There’s a cliche that women become mothers the moment they discover they’re pregnant. Men become fathers when they first hold their child. I like this cliche, and I use it with my clients, to highlight the visceral difference in experience between men and women (or between the partner who carries the child and the partner who doesn’t). New mothers often feel alone in the burden of parenthood with many unspoken assumptions of their role as primary researcher and “nest builder,” while their partners appear to drift through the pregnancy with few concerns and less engagement.
I like that cliche also, because it feels very accurate for men’s experience of having their first child.
Becoming a Father is a Transformative Experience
I remember holding my son for the first time, and thinking, very profoundly: Holy shit.
That thought followed soon after by, my god, I would murder the world for this kid.
And a little later: What have I done. Who put me in charge of this baby? Who thought this was a good idea?
Becoming a parent is the beginning of a life long journey of exploration, growth, frustration, worry, excitement and joy. It can be the best, most meaningful, most important thing you’ll ever do.
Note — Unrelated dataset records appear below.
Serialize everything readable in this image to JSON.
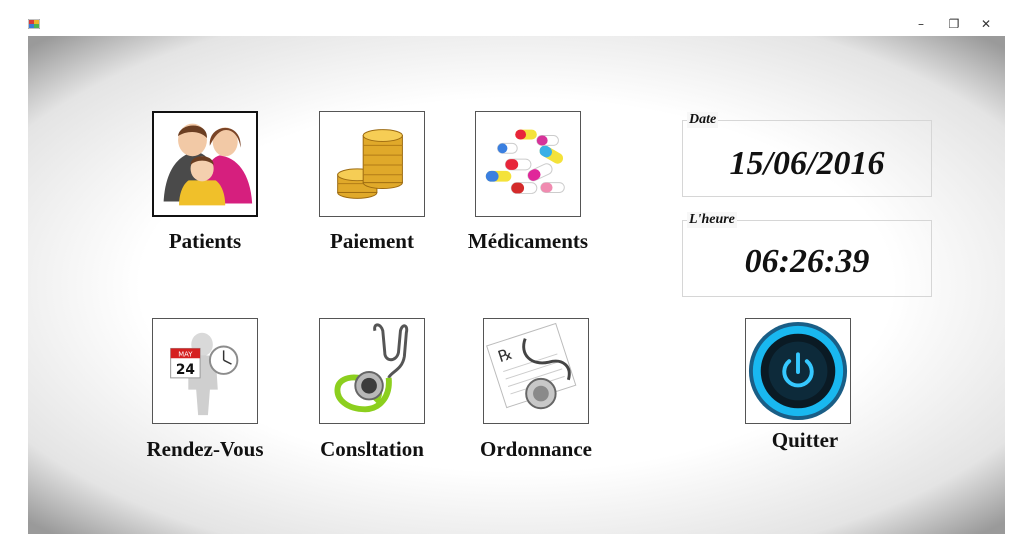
{
  "window": {
    "icon": "app-icon",
    "controls": {
      "minimize": "–",
      "maximize": "❐",
      "close": "✕"
    }
  },
  "menu": {
    "patients": {
      "label": "Patients",
      "icon": "family-icon"
    },
    "paiement": {
      "label": "Paiement",
      "icon": "coins-icon"
    },
    "medicaments": {
      "label": "Médicaments",
      "icon": "pills-icon"
    },
    "rendezvous": {
      "label": "Rendez-Vous",
      "icon": "calendar-clock-icon"
    },
    "consultation": {
      "label": "Consltation",
      "icon": "stethoscope-icon"
    },
    "ordonnance": {
      "label": "Ordonnance",
      "icon": "prescription-icon"
    },
    "quitter": {
      "label": "Quitter",
      "icon": "power-icon"
    }
  },
  "date": {
    "title": "Date",
    "value": "15/06/2016"
  },
  "time": {
    "title": "L'heure",
    "value": "06:26:39"
  },
  "calendar": {
    "month": "MAY",
    "day": "24"
  },
  "prescription": {
    "symbol": "℞"
  },
  "colors": {
    "power_glow": "#19b8f0",
    "stethoscope_green": "#8ccf1e",
    "calendar_red": "#d51f1f"
  }
}
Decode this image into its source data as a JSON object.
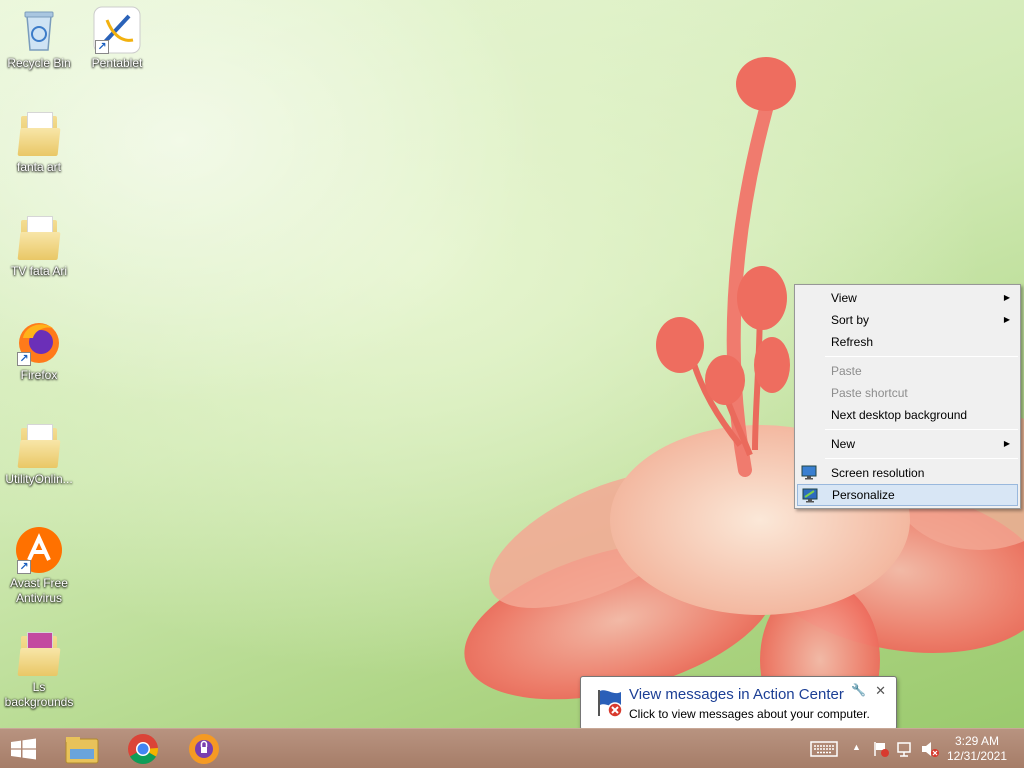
{
  "desktop": {
    "icons": [
      {
        "label": "Recycle Bin",
        "icon": "recycle-bin-icon"
      },
      {
        "label": "Pentablet",
        "icon": "pentablet-icon"
      },
      {
        "label": "fanta art",
        "icon": "folder-icon"
      },
      {
        "label": "TV fata Ari",
        "icon": "folder-icon"
      },
      {
        "label": "Firefox",
        "icon": "firefox-icon"
      },
      {
        "label": "UtilityOnlin...",
        "icon": "folder-icon"
      },
      {
        "label": "Avast Free Antivirus",
        "icon": "avast-icon"
      },
      {
        "label": "Ls backgrounds",
        "icon": "folder-icon"
      }
    ]
  },
  "context_menu": {
    "items": [
      {
        "label": "View",
        "submenu": true
      },
      {
        "label": "Sort by",
        "submenu": true
      },
      {
        "label": "Refresh"
      },
      {
        "label": "Paste",
        "disabled": true
      },
      {
        "label": "Paste shortcut",
        "disabled": true
      },
      {
        "label": "Next desktop background"
      },
      {
        "label": "New",
        "submenu": true
      },
      {
        "label": "Screen resolution",
        "icon": "monitor-icon"
      },
      {
        "label": "Personalize",
        "icon": "personalize-icon",
        "highlighted": true
      }
    ]
  },
  "balloon": {
    "title": "View messages in Action Center",
    "text": "Click to view messages about your computer.",
    "close": "✕",
    "pin": "🔧"
  },
  "taskbar": {
    "start": "windows-start-icon",
    "pinned": [
      "file-explorer-icon",
      "chrome-icon",
      "avast-secure-browser-icon"
    ],
    "tray": {
      "keyboard": "keyboard-icon",
      "chevron": "▲",
      "time": "3:29 AM",
      "date": "12/31/2021"
    }
  },
  "colors": {
    "taskbar": "#a67d68",
    "menu_highlight": "#d8e6f5",
    "balloon_title": "#1c3f95"
  }
}
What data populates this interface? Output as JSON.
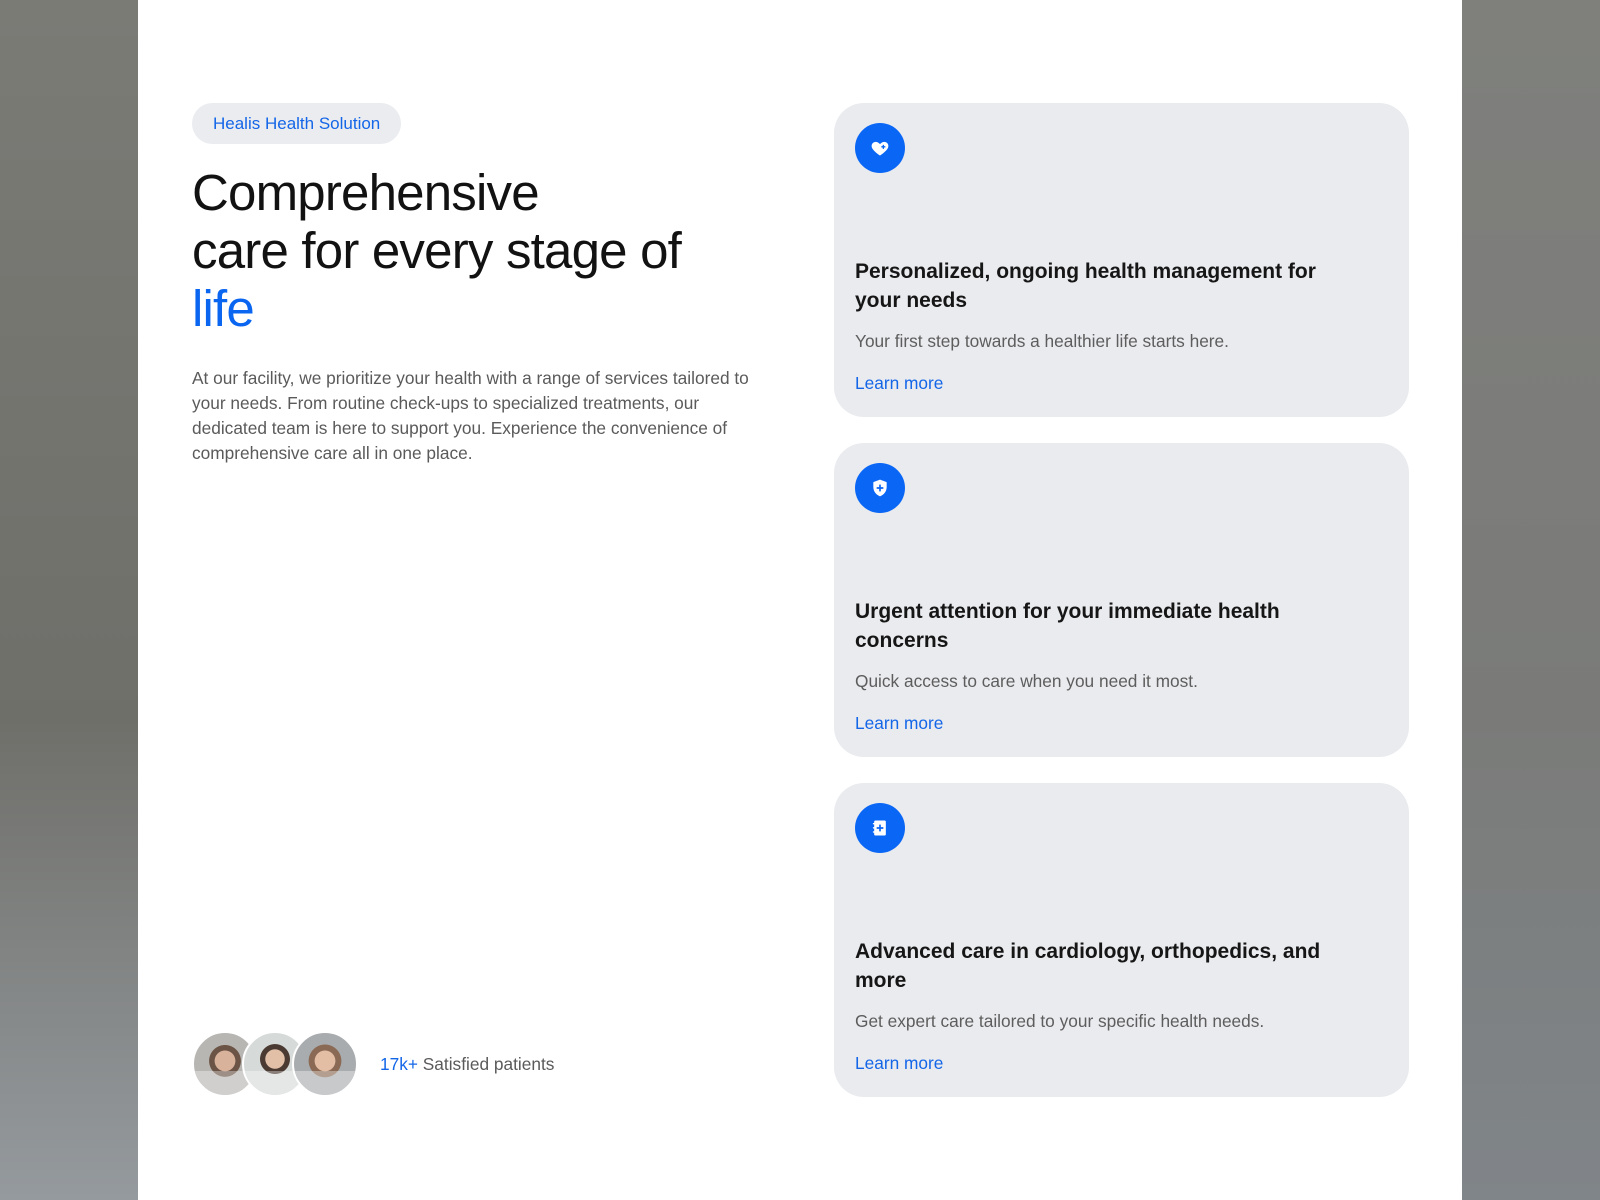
{
  "colors": {
    "accent": "#0a66f0",
    "pill_bg": "#eaecf0",
    "card_bg": "#eaebef",
    "heading": "#121212",
    "body_text": "#5a5a5a"
  },
  "hero": {
    "badge": "Healis Health Solution",
    "headline_line1": "Comprehensive",
    "headline_line2": "care for every stage of",
    "headline_accent": "life",
    "intro": "At our facility, we prioritize your health with a range of services tailored to your needs. From routine check-ups to specialized treatments, our dedicated team is here to support you. Experience the convenience of comprehensive care all in one place."
  },
  "patients": {
    "count": "17k+",
    "label": "Satisfied patients",
    "avatars": [
      "patient-avatar-1",
      "patient-avatar-2",
      "patient-avatar-3"
    ]
  },
  "cards": [
    {
      "icon": "heart-plus-icon",
      "title": "Personalized, ongoing health management for your needs",
      "description": "Your first step towards a healthier life starts here.",
      "link": "Learn more"
    },
    {
      "icon": "shield-plus-icon",
      "title": "Urgent attention for your immediate health concerns",
      "description": "Quick access to care when you need it most.",
      "link": "Learn more"
    },
    {
      "icon": "medical-notebook-icon",
      "title": "Advanced care in cardiology, orthopedics, and more",
      "description": "Get expert care tailored to your specific health needs.",
      "link": "Learn more"
    }
  ]
}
It can also be one of the hardest challenges you will ever face.
Many new fathers struggle with issues such as:
- Anxiety or Panic
- Depression
- Anger
- Stress
- Decreased sex drive (or facing their partner’s decreased sex drive)
- Relationship difficulties (lost intimacy, increased conflict or emotional distance)
- Having difficulty connecting with infants or young children
- Feeling lost, or excluded from the new baby experience
- Feeling abandoned by their partner, who is now more focused on the baby
- Strained interpersonal relationships with co-workers or family members
- Struggling with changed expectations of acceptable behavior
- Alcohol or substance use
- Struggling with the burden of their own upbringing (past abuse, neglect, trauma, or strained relationships)
You Don’t Have to be Perfect
If you find yourself checking off on or more of the items on the above list, don’t worry. It just means you’re normal, and that you are sharing that same struggle with many other men.
Becoming the father you want to be does not require that you first “fix,” everything in you that doesn’t measure up. Luckily, we don’t need to be a perfect parent. We just need to be “good enough” so that we give them what they need to thrive, while not being so perfect that we don’t allow our children to develop resiliency by overcoming challenge.
Being the father you want to be is a choice you make day after day, hour after hour to enact the behaviors that reflect your values.
This is easily said, but difficult to do—and you’ll never do it perfectly.
You Have an Important Job to do
And no, I don’t mean bringing home a paycheck. Fathers and mothers naturally occupy different roles in their kids lives. I’d hazard that this is cultural rather than biological, so your mileage may vary. Research has shown that men allow babies and young children to explore further, and take more risks than mothers typically allow. Their play tends to be more physical and excitatory. They have an important role in modeling male behavior to the child—not only for boys to emulate, but for all children to create their first conceptions of interpersonal relationships. The cliche that we “marry our parents” isn’t true, but we do seek out relationships that look and feel like our parents’ relationship did (or we seek it’s opposite). Children look to the relationship between their parents (married or not) and form the idea: that’s how people who care about each other treat each other. That’s how people connect emotionally. That’s what’s important in a relationship.
See where we’re headed here?
If you didn’t have a good model in your childhood, that’s ok. You’re not doomed to become your parent any more than you were doomed to marry them. If, you’re trying to be significantly different than your model, you will have to do that on purpose. It won’t come naturally, and it won’t necessarily be easy. You’ll have to figure out what you think is important, and how you behave to reflect those values.
Acceptance and Commitment Therapy can Help
Acceptance and Commitment Therapy is a mindfulness-based and research-validated approach to increasing psychological flexibility and resilience. Through work and intentional practice, you can learn to:
- Alleviate your anxiety.
- Develop a practice of self-care and self-compassion.
- Decrease outbursts of anger and learn to engage your anger as a positive force.
- Take what you need from your upbringing, and leave in the past what you do not want.
- Decide what kind of father you want to be, and enact the practice that will achieve that goal.
- Reduce and manage your experience of stress.
- Learn how to identify your own needs and develop the ability to communicate them to your partner.
- Reengage with your relationship so that it continues to grow and flourish.
It is normal, even expected, for couples to experience some relationship distress in the first year of parenthood. Couples therapy can help smooth out the rough patches, and help you navigate back to solid ground.